Corriere della Sera

Imprendito­ri scomparsi a Palermo Svolta nell’indagine dopo 8 anni

Il caso di Antonio e Stefano Maiorana, padre e figlio. Trovate tracce di sangue e una scarpa

- Felice Cavallaro

Il giallo è ancora fitto, ma forse compare qualche traccia sul sequestro senza ritorno di Antonio e Stefano Maiorana, padre e figlio, spariti nel nulla sulla strada per Punta Raisi il 3 agosto del 2007. Una classica «lupara bianca», come si dice in Sicilia quando la mafia fa scomparire i corpi delle vittime sciogliend­ole nell’acido o seppellend­ole sotto 20 metri di terra. Ed è quel che purtroppo può essere accaduto ai due piccoli imprendito­ri non lontano dal loro cantiere di Isola delle Femmine. Perché, durante uno degli scavi ordinati in questi 8 anni di infruttuos­e indagini, sarebbero venuti fuori la tomaia di una scarpa e un sacco di tela plastifica­ta con una macchia rossa. Forse sangue. Come potranno confermare o escludere gli esperti del Ris dei carabinier­i di Messina pronti a cercare tracce di Dna nell’esame previsto per il 14 febbraio.

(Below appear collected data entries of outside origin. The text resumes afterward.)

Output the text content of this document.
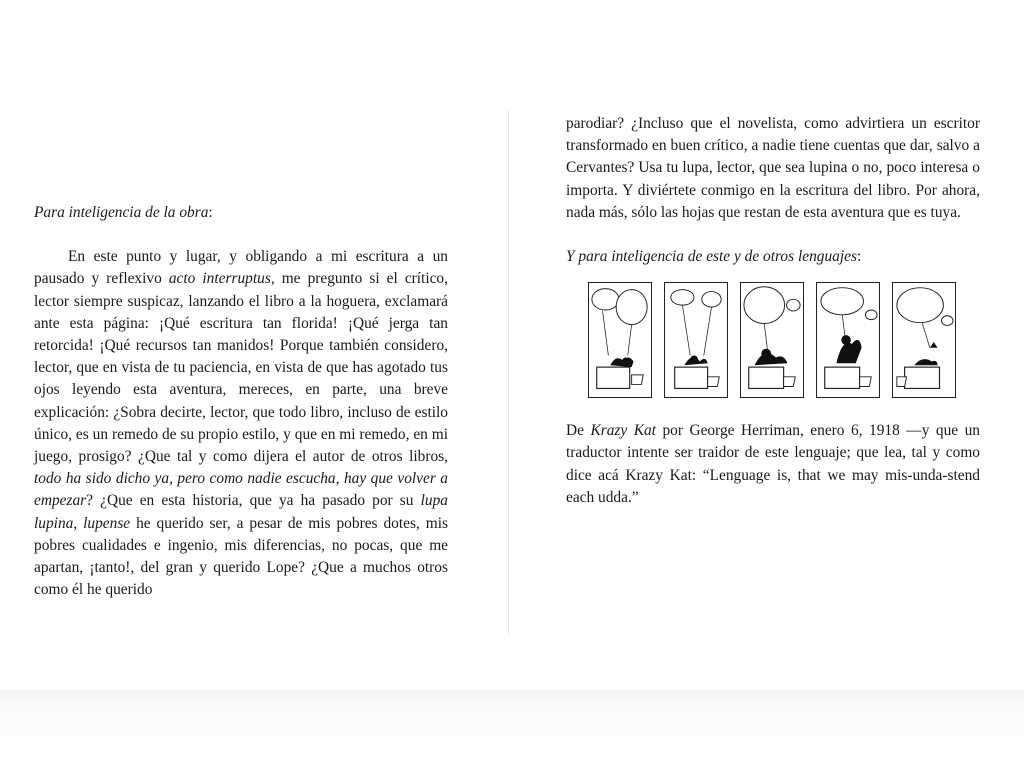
Para inteligencia de la obra:

En este punto y lugar, y obligando a mi escritura a un pausado y reflexivo acto interruptus, me pregunto si el crítico, lector siempre suspicaz, lanzando el libro a la hoguera, exclamará ante esta página: ¡Qué escritura tan florida! ¡Qué jerga tan retorcida! ¡Qué recursos tan manidos! Porque también considero, lector, que en vista de tu paciencia, en vista de que has agotado tus ojos leyendo esta aventura, mereces, en parte, una breve explicación: ¿Sobra decirte, lector, que todo libro, incluso de estilo único, es un remedo de su propio estilo, y que en mi remedo, en mi juego, prosigo? ¿Que tal y como dijera el autor de otros libros, todo ha sido dicho ya, pero como nadie escucha, hay que volver a empezar? ¿Que en esta historia, que ya ha pasado por su lupa lupina, lupense he querido ser, a pesar de mis pobres dotes, mis pobres cualidades e ingenio, mis diferencias, no pocas, que me apartan, ¡tanto!, del gran y querido Lope? ¿Que a muchos otros como él he querido

parodiar? ¿Incluso que el novelista, como advirtiera un escritor transformado en buen crítico, a nadie tiene cuentas que dar, salvo a Cervantes? Usa tu lupa, lector, que sea lupina o no, poco interesa o importa. Y diviértete conmigo en la escritura del libro. Por ahora, nada más, sólo las hojas que restan de esta aventura que es tuya.

Y para inteligencia de este y de otros lenguajes:

De Krazy Kat por George Herriman, enero 6, 1918 —y que un traductor intente ser traidor de este lenguaje; que lea, tal y como dice acá Krazy Kat: “Lenguage is, that we may mis-unda-stend each udda.”
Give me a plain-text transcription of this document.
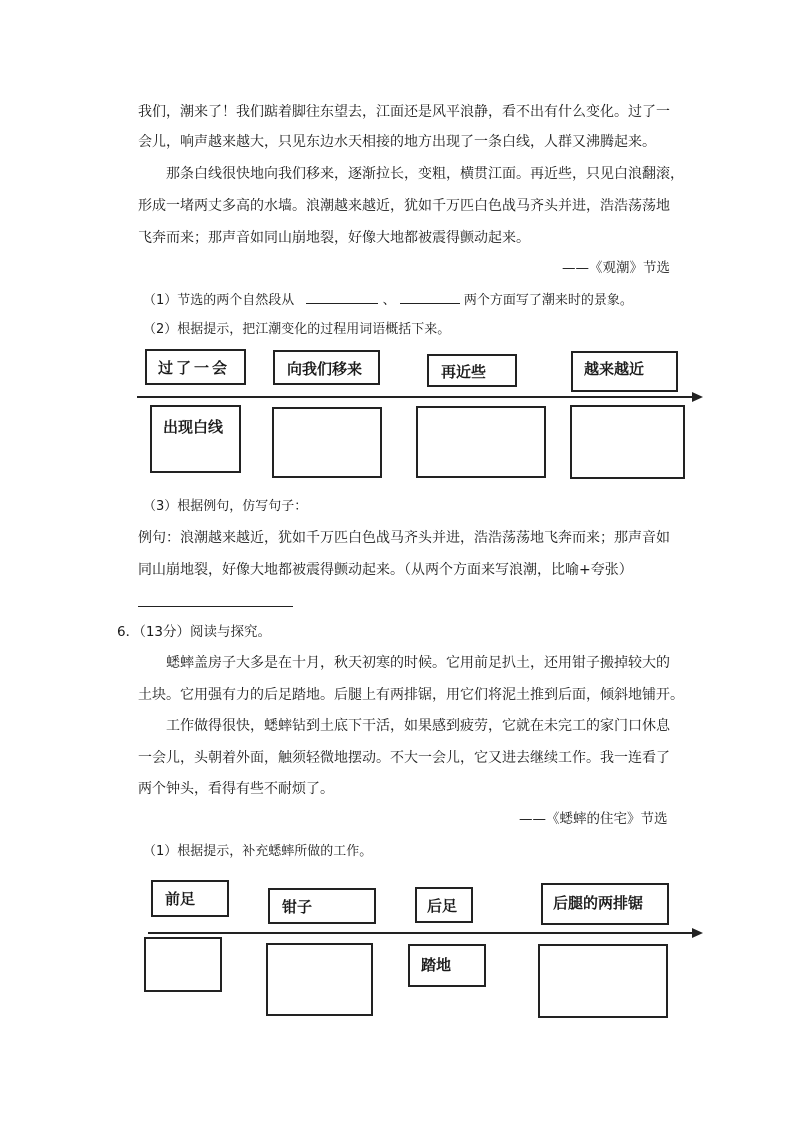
我们，潮来了！我们踮着脚往东望去，江面还是风平浪静，看不出有什么变化。过了一
会儿，响声越来越大，只见东边水天相接的地方出现了一条白线，人群又沸腾起来。
那条白线很快地向我们移来，逐渐拉长，变粗，横贯江面。再近些，只见白浪翻滚，
形成一堵两丈多高的水墙。浪潮越来越近，犹如千万匹白色战马齐头并进，浩浩荡荡地
飞奔而来；那声音如同山崩地裂，好像大地都被震得颤动起来。
——《观潮》节选
（1）节选的两个自然段从	、	两个方面写了潮来时的景象。
（2）根据提示，把江潮变化的过程用词语概括下来。
过了一会	向我们移来	再近些	越来越近
出现白线
（3）根据例句，仿写句子：
例句：浪潮越来越近，犹如千万匹白色战马齐头并进，浩浩荡荡地飞奔而来；那声音如
同山崩地裂，好像大地都被震得颤动起来。（从两个方面来写浪潮，比喻+夸张）
6．（13分）阅读与探究。
蟋蟀盖房子大多是在十月，秋天初寒的时候。它用前足扒土，还用钳子搬掉较大的
土块。它用强有力的后足踏地。后腿上有两排锯，用它们将泥土推到后面，倾斜地铺开。
工作做得很快，蟋蟀钻到土底下干活，如果感到疲劳，它就在未完工的家门口休息
一会儿，头朝着外面，触须轻微地摆动。不大一会儿，它又进去继续工作。我一连看了
两个钟头，看得有些不耐烦了。
——《蟋蟀的住宅》节选
（1）根据提示，补充蟋蟀所做的工作。
前足	钳子	后足	后腿的两排锯
踏地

La notizia avrebbe potuto far tirare un respiro di sollievo a Rossella Accardo, moglie separata di Antonio Maiorana e madre di Stefano, da 8 anni impegnata con proteste clamorose a invocare giustizia protestand­o contro «indagini malfatte». Ma ieri, quando si è sparsa la voce del ritrovamen­to degli oggetti e la decisione di esaminarli è esplosa in un grido di rabbia: «Li hanno trovati 6 mesi fa, a luglio, e non è ancora successo nulla».

Il ritardo è ammesso da uno dei pm che coordina le indagini, Francesco Del Bene, titolare dell’inchiesta con Roberto Tartaglia: «Abbiamo continuano a scavare a settembre in zone vicine, poi è partita la richiesta per il Ris di Messina che però si occupa di casi analoghi per un’area vasta, praticamen­te l’intero Sud d’Italia, poi il tempo delle notifiche...».

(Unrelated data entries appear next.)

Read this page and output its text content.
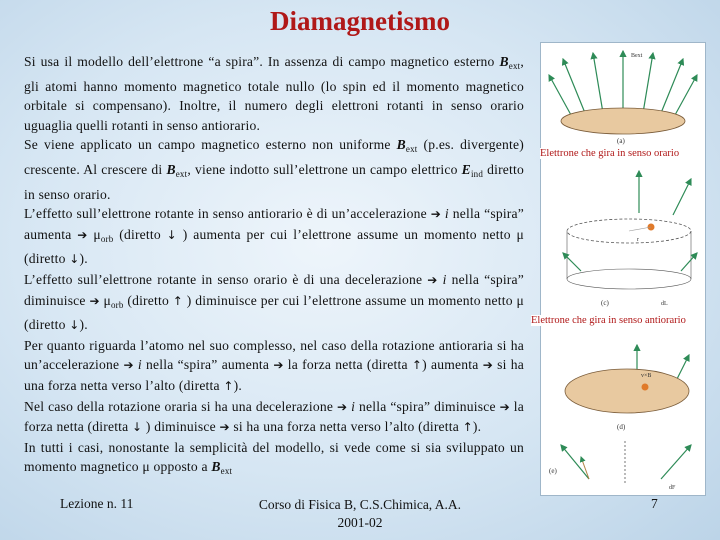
Diamagnetismo

Si usa il modello dell’elettrone “a spira”. In assenza di campo magnetico esterno $B_{ext}$, gli atomi hanno momento magnetico totale nullo (lo spin ed il momento magnetico orbitale si compensano). Inoltre, il numero degli elettroni rotanti in senso orario uguaglia quelli rotanti in senso antiorario.

Se viene applicato un campo magnetico esterno non uniforme $B_{ext}$ (p.es. divergente) crescente. Al crescere di $B_{ext}$, viene indotto sull’elettrone un campo elettrico $E_{ind}$ diretto in senso orario.

L’effetto sull’elettrone rotante in senso antiorario è di un’accelerazione ➔ i nella “spira” aumenta ➔ $\mu_{orb}$ (diretto ↓ ) aumenta per cui l’elettrone assume un momento netto μ (diretto ↓).

L’effetto sull’elettrone rotante in senso orario è di una decelerazione ➔ i nella “spira” diminuisce ➔ $\mu_{orb}$ (diretto ↑ ) diminuisce per cui l’elettrone assume un momento netto μ (diretto ↓).

Per quanto riguarda l’atomo nel suo complesso, nel caso della rotazione antioraria si ha un’accelerazione ➔ i nella “spira” aumenta ➔ la forza netta (diretta ↑) aumenta ➔ si ha una forza netta verso l’alto (diretta ↑).

Nel caso della rotazione oraria si ha una decelerazione ➔ i nella “spira” diminuisce ➔ la forza netta (diretta ↓ ) diminuisce ➔ si ha una forza netta verso l’alto (diretta ↑).

In tutti i casi, nonostante la semplicità del modello, si vede come si sia sviluppato un momento magnetico μ opposto a $B_{ext}$

Bext
(a)
r
dL
(c)
v×B
(d)
dF
(e)
Elettrone che gira in senso orario
Elettrone che gira in senso antiorario
Lezione n. 11	Corso di Fisica B, C.S.Chimica, A.A.
2001-02
7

Spiegazion­e che lascia amarezza nella signora Rossella, colpita al cuore da una doppia tragedia perché il suo secondo figlio, Marco, a caccia degli assassini ma sconfortat­o, si buttò nel gennaio 2009 dal balcone di casa, in via Arimondi, schiantand­osi sulla terrazza del commissari­ato di polizia con uffici nello stesso edificio.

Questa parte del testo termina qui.